Oh, they do not—but if they had included those last three, it would have made the chapter more interesting.
Week Five—I read chapters 5-13, having completely given up on even the semblance of neutrality and optimism about this waste of perfectly good paper and ink. I just shake my head when I read chapter six, in which the authors provide a detailed monitoring chart that they have cleverly dubbed “The Chart.”

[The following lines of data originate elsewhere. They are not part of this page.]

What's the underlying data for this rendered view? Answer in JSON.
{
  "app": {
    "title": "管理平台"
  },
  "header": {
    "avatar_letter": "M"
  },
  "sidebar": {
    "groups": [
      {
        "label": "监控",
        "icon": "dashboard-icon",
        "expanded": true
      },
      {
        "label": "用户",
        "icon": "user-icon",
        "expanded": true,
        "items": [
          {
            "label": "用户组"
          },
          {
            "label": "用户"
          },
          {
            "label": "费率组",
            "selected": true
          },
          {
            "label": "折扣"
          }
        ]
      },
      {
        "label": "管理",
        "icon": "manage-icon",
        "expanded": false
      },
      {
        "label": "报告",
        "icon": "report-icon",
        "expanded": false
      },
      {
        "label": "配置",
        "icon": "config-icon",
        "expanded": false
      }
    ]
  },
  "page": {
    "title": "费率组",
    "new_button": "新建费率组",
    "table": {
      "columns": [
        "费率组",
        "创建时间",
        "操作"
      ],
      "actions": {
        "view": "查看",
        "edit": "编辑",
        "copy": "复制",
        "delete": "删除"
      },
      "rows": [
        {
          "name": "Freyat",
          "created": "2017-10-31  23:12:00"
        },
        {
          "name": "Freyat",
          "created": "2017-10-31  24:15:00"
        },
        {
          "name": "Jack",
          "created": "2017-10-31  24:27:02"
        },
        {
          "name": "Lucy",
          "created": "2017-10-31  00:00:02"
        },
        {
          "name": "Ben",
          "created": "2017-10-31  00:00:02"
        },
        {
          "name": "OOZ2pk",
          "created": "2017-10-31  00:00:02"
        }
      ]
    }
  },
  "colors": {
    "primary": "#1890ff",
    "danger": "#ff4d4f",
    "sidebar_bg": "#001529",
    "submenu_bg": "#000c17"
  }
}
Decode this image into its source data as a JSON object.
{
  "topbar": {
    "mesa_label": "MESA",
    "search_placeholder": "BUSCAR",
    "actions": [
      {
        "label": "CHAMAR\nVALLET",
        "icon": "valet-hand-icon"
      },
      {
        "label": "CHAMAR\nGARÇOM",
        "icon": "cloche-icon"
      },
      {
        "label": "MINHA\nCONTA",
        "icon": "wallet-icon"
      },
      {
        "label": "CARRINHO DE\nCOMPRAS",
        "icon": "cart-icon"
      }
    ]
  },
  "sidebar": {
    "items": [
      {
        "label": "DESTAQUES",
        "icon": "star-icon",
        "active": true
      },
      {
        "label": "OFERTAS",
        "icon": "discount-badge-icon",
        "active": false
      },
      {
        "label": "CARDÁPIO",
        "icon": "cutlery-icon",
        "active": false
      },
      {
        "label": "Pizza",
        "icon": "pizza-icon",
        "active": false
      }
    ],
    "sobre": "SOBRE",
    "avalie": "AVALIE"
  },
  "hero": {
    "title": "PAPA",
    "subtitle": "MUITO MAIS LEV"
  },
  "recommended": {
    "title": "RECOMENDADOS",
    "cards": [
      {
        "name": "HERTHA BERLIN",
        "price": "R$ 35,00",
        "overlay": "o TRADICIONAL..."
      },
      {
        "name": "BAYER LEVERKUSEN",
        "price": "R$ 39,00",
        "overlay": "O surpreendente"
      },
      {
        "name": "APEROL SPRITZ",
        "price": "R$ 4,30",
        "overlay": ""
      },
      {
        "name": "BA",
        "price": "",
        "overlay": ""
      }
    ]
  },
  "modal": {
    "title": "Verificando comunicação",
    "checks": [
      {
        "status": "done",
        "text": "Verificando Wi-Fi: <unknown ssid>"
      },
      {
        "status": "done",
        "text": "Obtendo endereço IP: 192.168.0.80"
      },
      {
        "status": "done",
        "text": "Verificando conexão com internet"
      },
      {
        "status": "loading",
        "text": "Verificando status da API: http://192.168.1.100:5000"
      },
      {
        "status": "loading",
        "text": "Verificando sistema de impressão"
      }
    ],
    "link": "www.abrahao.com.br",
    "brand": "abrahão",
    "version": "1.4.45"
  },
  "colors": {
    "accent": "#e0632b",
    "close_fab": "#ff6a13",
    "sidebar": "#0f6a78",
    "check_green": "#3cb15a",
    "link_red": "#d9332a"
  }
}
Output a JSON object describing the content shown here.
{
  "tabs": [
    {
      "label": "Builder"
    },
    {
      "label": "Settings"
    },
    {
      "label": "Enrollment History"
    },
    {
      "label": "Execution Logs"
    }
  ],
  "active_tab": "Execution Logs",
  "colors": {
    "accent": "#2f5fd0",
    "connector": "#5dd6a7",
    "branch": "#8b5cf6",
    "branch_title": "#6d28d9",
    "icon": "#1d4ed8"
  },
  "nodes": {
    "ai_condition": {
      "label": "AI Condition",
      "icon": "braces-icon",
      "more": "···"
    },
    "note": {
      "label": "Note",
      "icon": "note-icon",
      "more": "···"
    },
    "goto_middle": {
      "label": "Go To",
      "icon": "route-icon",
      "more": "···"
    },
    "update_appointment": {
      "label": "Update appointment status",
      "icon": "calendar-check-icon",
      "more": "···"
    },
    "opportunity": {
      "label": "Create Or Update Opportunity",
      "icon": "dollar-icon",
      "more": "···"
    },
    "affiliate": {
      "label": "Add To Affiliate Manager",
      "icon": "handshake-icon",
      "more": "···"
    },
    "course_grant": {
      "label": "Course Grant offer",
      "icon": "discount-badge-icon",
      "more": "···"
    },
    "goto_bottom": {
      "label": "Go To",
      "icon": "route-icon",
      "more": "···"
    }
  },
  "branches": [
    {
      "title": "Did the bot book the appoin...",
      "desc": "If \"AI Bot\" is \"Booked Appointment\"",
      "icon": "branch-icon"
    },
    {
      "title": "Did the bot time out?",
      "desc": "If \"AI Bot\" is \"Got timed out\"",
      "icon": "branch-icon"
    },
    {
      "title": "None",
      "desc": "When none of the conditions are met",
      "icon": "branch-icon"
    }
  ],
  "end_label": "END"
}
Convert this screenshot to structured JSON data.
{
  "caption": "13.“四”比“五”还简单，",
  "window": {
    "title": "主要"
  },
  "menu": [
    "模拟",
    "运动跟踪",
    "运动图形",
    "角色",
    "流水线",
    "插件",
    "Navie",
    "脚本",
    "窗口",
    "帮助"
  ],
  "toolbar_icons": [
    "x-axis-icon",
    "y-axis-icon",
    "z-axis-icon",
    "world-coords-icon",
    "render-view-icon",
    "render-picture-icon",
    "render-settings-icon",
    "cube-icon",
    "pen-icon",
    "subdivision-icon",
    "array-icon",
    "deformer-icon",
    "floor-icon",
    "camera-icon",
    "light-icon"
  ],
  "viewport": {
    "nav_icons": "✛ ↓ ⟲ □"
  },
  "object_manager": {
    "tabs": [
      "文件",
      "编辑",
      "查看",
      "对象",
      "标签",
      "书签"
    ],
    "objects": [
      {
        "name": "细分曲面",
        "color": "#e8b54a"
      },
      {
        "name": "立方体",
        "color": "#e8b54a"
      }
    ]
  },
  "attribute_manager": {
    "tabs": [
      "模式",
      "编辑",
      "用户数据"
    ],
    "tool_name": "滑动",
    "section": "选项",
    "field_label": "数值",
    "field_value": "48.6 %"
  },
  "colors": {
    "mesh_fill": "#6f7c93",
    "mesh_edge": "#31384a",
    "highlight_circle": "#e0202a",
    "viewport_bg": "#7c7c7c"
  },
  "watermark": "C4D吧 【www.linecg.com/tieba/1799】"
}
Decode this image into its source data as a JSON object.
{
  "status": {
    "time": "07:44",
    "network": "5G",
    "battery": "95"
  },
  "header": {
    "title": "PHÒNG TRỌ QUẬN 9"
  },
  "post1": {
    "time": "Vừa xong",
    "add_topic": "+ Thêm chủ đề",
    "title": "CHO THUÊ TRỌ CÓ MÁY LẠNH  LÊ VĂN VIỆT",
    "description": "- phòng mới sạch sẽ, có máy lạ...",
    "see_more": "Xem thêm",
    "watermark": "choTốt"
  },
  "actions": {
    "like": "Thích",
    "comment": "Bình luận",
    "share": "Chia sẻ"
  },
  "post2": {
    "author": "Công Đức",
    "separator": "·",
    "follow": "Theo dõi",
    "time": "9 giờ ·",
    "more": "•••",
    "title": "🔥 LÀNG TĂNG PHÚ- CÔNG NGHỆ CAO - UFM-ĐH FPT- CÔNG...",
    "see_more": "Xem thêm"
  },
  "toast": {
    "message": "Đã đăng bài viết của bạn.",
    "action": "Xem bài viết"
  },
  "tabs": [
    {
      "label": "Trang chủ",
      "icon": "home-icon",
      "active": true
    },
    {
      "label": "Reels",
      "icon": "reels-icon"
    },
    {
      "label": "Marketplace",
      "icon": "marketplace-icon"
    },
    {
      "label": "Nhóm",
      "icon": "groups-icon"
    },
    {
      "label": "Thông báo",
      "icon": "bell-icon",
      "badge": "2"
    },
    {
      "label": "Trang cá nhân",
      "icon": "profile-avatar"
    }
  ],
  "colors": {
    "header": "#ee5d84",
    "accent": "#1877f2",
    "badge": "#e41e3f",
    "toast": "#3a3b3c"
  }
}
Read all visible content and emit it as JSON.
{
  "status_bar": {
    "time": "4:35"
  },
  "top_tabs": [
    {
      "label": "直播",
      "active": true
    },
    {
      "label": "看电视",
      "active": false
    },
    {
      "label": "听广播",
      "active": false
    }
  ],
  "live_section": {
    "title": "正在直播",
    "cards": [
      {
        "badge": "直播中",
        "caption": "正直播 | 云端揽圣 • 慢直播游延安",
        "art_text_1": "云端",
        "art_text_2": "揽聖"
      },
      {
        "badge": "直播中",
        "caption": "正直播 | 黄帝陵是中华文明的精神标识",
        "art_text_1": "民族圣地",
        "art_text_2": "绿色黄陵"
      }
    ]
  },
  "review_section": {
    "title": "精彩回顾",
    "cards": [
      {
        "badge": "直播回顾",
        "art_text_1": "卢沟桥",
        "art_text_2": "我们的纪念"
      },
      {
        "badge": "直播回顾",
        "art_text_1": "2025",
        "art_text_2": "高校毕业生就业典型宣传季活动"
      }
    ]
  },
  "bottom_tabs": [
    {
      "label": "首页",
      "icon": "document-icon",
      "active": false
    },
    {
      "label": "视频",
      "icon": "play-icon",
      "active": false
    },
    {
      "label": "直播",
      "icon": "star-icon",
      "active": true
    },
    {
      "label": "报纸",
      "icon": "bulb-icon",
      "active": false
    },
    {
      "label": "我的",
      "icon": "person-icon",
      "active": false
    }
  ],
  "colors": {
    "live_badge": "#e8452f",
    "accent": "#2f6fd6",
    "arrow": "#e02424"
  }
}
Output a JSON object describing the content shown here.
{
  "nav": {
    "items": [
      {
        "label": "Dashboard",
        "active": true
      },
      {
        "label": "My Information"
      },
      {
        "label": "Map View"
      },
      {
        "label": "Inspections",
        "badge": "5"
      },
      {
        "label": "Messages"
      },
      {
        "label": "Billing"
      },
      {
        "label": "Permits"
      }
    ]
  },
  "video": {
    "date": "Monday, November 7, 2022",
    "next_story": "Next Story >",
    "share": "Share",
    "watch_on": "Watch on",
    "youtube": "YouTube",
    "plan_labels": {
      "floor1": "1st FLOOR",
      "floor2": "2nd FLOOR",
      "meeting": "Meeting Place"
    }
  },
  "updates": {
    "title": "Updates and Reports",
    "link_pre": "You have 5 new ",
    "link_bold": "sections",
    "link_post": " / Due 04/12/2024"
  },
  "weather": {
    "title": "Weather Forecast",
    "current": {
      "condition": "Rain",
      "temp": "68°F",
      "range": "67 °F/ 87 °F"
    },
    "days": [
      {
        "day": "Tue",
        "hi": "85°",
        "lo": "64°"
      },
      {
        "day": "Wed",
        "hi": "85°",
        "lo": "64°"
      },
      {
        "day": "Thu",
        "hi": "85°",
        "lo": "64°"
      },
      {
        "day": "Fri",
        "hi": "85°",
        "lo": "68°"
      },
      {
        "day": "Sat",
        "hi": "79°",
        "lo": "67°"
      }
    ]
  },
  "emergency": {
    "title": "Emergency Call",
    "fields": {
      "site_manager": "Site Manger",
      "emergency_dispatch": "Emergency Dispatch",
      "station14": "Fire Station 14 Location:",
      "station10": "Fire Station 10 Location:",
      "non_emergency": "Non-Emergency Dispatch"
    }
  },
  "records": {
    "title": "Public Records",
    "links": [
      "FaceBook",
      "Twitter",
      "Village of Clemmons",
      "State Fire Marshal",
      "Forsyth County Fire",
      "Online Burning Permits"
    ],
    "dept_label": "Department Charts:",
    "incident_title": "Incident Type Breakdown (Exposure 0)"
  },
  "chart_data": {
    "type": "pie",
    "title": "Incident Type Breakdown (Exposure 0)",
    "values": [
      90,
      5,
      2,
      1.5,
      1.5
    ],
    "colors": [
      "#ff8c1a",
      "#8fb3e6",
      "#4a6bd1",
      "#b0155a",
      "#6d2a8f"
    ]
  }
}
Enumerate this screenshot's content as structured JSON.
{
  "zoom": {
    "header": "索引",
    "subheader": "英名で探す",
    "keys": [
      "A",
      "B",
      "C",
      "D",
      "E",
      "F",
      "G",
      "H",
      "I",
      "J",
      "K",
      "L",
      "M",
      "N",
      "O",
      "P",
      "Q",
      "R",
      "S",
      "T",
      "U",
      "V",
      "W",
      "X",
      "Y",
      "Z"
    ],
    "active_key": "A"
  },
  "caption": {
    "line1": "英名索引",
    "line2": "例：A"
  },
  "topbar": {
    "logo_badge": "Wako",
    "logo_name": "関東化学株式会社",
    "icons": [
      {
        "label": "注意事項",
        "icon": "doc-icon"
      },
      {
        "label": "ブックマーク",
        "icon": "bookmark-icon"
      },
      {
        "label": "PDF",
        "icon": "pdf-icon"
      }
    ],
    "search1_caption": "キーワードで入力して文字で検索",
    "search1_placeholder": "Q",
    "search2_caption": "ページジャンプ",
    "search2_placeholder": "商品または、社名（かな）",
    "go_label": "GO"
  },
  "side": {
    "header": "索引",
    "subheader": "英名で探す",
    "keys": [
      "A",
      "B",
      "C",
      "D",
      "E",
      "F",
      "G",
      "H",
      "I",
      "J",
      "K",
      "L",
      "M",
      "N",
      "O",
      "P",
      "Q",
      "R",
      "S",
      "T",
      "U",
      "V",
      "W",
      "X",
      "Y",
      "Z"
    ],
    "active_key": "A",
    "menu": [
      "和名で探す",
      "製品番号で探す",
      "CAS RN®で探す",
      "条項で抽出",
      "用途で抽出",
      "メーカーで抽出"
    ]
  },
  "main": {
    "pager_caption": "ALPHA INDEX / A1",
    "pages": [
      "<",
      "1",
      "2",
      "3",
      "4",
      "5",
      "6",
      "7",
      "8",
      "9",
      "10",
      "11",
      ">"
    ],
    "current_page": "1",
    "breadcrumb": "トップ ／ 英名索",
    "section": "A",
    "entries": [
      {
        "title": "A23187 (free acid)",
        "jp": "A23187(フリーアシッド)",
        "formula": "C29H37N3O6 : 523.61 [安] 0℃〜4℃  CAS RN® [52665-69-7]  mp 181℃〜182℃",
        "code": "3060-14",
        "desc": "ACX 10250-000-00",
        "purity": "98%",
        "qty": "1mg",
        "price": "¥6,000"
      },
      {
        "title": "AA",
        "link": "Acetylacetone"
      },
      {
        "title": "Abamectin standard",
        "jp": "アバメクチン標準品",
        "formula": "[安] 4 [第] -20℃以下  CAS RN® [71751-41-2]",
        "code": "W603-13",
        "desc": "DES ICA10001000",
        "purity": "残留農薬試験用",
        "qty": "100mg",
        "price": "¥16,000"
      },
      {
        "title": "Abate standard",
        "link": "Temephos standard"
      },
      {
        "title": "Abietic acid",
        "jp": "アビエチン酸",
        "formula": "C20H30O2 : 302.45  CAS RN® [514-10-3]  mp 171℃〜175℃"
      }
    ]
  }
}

One Action Tip recommends rewarding yourself often with small, frequent treats such as “a brief chat with a friend on the phone or taking the time to watch a sunset.” Really? Do these people really only allow themselves to chat on the phone or watch a sunset as a reward for behavior change? That’s just sad.
Part II: Your Game Plan applies the SMART skills to four specific issues: diet, exercise, getting better sleep, and remembering to take medication. There’s plenty of stuff to be bored and annoyed about in these chapters, too, like the recommendations to put gold stars on your monitoring chart to reward yourself and the one "for mothers only" to ask your spouse to watch the kids while you exercise.
This book reminds me of a class I took in graduate school. The professor, a tenured PhD, had authored our textbook on multi-cultural counseling. It was my first exposure to the notion that having letters after your name does not directly correlate with intellectual brilliance. To this day, 25 years later, I remember that textbook and that class—not because of what I learned, but because of what I didn’t. The book was padded with patently obvious and too-general-to-be-useful observations along the lines of “The counselor must be sensitive to the cultural background of the client.” The class was one "duh" after another.
That’s what’s going on with Living SMART. The authors have padded a magazine article based on a marginally clever acronym into 184 pages of obvious and redundant pop psychology. Save your $15. Put it in the bank, and in five years you’ll have around $18. That’s better than the return you’ll get from investing in this book.